In Germany, although there is no specific law similar to the French and Spanish ones mentioned above, in the end of 2016 a law was enacted which differentiates between senior liabilities (senior senior vs. sub senior debt instruments).

(3) Pursuant to Article 1, paragraph 3, of the Italian Financial Services Act, "derivatives" shall mean the following financial instruments:

  1. options, futures, swaps, futures contracts on interest rates and other derivative contracts linked to securities, currency, interest rates or returns, or other derivatives, financial indices or measures that may be settled by the physical delivery of the underlying asset or by cash payment of differentials;
  2. options, futures, swaps, interest rate swaps, and any other derivative contracts on commodities, settlement of which is by payment of the differentials in cash, or at the discretion of one of the parties, except in cases where such option is the result of default or other event leading to cancellation of the contract;
  3. options, futures, swaps and other derivative contracts on commodities, the settlement of which may be by physical delivery of the underlying asset and which are traded on a regulated market and/or multilateral trading systems;
  4. options, futures, swaps, forward contracts and other derivative contracts on commodities, the settlement of which may be by physical delivery of the underlying asset, other than those indicated in paragraph iii), that have no commercial purpose, and with the characteristics of other derivatives, taking into consideration, amongst other things, whether they are cleared and executed through recognised clearing houses or whether they are subject to regular margin calls;
  5. derivatives for the transfer of credit risk;
  6. differential financial contracts;
  7. options, futures, swaps, futures contracts, swaps, futures contracts on interest rates and other derivative contracts related to climatic variables, transport rates, emission levels, inflation rates or other official economic statistics, settled by cash payment of differentials or at the discretion of one of the parties, except in cases where such option is the result of default or other event leading to cancellation of the contract and other derivative contracts on assets, options, bonds, indices and measures other than those indicated in previous paragraphs, with the characteristics of other derivative financial instruments, taking into consideration, amongst other things, whether are traded on a regulated market or multilateral trading systems, whether they are cleared and executed through a recognised clearing house or whether they are subject to regular margin calls; and
  8. any other security usually involving cash settlement determined with reference to securities such as (a) company shares and other shares equivalent to shares of companies, partnerships or other persons and share deposit certificates, (b) bonds and other debt securities, including certificates of deposit relating to such securities; (c) any other security normally negotiated which permits the purchase or sale of securities; as well as to currency, interest rates, returns, commodities, indices or measures.

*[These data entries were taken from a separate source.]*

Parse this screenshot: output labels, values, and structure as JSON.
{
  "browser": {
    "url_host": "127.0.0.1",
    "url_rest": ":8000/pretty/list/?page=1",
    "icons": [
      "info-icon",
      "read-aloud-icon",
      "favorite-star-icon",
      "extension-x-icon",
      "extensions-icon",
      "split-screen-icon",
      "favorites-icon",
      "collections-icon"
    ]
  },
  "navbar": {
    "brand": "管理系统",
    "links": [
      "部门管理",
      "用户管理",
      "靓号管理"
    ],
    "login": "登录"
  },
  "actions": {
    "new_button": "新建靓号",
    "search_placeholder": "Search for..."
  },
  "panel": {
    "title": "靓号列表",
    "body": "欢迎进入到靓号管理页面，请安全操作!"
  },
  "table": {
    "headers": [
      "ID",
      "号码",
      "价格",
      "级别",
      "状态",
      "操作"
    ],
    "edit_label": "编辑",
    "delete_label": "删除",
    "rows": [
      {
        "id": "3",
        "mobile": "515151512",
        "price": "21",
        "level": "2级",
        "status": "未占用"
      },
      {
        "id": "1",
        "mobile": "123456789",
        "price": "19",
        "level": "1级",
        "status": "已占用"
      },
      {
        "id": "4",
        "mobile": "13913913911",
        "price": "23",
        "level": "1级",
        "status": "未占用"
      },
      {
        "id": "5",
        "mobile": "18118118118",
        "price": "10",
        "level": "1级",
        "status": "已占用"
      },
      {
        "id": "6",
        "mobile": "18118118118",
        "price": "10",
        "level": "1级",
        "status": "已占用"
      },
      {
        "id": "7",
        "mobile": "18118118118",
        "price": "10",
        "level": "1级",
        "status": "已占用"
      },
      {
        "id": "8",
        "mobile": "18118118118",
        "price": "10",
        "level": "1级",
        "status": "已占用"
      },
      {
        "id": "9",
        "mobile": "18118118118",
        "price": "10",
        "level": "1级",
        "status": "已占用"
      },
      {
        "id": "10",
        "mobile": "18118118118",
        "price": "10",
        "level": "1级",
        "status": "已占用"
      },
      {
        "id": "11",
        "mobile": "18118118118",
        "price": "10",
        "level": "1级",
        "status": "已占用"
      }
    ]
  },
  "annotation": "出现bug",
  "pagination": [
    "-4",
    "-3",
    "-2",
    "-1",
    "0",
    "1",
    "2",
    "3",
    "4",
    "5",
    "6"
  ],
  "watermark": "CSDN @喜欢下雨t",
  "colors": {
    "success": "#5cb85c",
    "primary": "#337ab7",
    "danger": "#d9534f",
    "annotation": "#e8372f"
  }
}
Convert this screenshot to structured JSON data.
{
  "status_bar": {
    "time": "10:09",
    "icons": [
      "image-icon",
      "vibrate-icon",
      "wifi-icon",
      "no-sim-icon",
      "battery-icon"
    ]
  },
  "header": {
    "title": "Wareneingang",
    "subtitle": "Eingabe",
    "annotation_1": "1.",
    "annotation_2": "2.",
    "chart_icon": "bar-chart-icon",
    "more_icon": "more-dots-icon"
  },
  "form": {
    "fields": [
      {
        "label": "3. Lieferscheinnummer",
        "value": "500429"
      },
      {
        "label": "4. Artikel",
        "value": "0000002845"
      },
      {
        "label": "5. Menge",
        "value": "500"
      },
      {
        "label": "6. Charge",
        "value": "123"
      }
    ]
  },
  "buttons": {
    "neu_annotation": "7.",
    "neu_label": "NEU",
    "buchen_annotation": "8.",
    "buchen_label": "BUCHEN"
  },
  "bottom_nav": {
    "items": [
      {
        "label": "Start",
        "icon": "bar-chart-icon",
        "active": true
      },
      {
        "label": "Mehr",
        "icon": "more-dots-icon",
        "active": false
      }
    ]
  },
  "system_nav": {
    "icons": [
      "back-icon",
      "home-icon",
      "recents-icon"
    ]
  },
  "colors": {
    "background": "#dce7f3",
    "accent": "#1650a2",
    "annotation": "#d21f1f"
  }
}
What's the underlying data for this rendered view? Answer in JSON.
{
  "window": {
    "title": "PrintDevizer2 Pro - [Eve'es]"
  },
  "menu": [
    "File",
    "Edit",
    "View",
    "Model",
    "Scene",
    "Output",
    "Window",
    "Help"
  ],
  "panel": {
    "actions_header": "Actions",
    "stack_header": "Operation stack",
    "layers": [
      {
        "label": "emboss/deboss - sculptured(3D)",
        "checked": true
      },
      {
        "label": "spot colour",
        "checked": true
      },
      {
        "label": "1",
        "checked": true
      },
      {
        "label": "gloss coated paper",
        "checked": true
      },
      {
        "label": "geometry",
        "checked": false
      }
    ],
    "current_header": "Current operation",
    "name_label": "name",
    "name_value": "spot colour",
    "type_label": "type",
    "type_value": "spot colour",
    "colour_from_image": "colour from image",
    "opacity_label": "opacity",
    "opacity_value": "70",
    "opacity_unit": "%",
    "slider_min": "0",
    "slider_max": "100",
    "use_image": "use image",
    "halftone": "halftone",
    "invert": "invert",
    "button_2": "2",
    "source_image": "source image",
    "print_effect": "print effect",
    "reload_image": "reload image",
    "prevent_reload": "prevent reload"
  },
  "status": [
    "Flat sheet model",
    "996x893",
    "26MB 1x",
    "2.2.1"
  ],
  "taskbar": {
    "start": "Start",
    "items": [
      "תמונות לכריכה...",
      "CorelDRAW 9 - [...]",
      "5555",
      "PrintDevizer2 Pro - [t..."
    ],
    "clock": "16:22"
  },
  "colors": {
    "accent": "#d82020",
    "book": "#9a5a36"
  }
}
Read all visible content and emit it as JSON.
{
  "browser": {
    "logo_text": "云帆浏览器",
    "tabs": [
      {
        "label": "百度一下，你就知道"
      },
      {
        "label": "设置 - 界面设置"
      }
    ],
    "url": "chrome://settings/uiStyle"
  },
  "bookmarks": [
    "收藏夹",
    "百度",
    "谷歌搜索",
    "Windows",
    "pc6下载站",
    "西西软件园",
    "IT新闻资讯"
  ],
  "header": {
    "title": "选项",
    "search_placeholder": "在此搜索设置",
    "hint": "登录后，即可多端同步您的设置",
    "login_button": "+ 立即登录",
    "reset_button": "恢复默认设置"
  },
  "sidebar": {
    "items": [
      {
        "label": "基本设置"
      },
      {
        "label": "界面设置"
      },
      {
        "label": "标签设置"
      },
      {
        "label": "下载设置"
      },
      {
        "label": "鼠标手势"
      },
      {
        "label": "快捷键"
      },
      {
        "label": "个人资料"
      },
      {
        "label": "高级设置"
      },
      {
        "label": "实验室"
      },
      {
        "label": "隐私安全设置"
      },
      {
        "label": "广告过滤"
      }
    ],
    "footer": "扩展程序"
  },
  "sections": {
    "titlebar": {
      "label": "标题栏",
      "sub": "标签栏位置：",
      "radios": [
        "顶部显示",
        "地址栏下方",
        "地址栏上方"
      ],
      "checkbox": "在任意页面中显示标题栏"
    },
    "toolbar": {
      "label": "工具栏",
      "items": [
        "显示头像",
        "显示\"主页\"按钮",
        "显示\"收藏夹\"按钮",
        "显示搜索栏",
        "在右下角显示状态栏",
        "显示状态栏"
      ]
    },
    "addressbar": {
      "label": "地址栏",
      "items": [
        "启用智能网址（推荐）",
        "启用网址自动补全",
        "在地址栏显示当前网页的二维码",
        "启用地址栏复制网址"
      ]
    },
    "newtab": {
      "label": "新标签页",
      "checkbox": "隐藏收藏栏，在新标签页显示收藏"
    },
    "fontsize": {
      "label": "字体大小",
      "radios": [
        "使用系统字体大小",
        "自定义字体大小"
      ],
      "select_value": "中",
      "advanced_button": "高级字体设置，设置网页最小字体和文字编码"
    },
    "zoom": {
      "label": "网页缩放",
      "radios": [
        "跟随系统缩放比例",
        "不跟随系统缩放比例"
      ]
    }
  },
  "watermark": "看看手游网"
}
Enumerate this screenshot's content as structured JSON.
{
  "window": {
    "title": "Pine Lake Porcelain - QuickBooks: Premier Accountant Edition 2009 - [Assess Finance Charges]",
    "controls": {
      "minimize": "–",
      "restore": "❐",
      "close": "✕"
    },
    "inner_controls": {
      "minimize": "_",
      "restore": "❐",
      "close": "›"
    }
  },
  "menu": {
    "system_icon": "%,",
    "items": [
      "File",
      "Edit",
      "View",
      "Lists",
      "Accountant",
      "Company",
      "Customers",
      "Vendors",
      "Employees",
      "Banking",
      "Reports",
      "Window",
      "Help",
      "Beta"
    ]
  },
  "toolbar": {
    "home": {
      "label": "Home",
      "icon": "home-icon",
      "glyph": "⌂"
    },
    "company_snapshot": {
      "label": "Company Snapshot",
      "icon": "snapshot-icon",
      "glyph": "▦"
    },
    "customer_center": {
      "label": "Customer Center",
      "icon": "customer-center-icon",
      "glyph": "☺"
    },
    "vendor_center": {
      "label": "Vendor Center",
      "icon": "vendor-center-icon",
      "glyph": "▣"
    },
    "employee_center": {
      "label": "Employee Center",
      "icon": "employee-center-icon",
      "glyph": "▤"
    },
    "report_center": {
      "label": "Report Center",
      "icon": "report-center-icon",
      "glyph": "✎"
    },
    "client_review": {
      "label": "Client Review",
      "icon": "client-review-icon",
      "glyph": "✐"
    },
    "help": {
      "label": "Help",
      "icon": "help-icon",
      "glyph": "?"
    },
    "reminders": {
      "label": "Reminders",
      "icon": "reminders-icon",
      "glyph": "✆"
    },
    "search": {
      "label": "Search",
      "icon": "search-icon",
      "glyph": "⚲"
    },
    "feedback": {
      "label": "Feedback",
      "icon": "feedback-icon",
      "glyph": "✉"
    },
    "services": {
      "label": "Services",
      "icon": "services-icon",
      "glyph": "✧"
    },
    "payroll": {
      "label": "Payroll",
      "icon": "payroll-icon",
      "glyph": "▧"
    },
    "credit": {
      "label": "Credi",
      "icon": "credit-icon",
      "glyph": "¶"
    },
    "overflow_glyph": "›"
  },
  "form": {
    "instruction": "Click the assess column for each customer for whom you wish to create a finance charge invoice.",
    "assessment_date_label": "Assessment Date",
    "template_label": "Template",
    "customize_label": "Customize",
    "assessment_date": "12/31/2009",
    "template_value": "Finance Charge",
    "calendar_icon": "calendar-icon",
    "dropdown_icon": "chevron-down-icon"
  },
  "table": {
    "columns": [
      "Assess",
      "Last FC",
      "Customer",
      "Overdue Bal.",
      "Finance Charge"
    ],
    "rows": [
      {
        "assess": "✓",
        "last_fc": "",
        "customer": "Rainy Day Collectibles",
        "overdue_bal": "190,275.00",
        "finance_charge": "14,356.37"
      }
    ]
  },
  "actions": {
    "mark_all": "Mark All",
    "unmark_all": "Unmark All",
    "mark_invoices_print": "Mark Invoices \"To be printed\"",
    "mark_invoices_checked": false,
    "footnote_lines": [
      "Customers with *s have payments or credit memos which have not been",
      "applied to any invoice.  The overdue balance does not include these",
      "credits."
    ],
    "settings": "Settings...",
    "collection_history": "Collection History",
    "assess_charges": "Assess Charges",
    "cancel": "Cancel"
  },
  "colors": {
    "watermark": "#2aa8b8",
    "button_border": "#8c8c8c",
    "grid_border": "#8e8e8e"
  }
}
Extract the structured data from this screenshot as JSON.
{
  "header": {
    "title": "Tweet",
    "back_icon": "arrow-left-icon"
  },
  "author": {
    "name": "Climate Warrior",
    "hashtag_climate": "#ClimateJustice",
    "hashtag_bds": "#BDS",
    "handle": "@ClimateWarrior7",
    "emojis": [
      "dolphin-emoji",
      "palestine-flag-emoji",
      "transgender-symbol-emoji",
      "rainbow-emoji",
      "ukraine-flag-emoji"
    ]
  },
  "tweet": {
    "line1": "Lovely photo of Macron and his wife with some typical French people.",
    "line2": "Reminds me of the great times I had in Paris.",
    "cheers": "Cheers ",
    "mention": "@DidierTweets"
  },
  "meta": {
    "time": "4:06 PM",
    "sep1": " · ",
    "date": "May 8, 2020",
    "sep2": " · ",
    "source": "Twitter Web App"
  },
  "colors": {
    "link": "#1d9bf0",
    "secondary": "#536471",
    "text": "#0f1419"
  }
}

(4) Pursuant to the definition provided for by Article 34-ter, paragraph 1, let. b) of Consob Regulation 11971/1999 and Article 26, paragraph 1, let. d) of Consob Regulation 16190/2007, "Qualified Investors" (investitori qualificati) means (i) regulated financial institutions (e.g. banks, asset managers, investment firms, etc.), (ii) large corporates (who meet certain size thresholds), and (iii) other institutional investors (e.g. SPVs).

(5) In particular, paragraphs 3 and 4 of Article 12 of the Italian Banking Act will apply also to Italian SNP. Pursuant to:

  • paragraph 3, the issue of non-convertible bonds and bonds convertible into securities of other companies shall be approved by resolution of the administrative body; certain provisions of the Italian Civil Code shall not apply.
  • paragraph 4, where bonds are convertible into own shares the provisions of the Italian Civil Code shall apply, except for Article 2412 which imposes limits on the principal amount of bonds that may be issued by companies limited by shares (società per azioni or S.p.A’s) other than banks.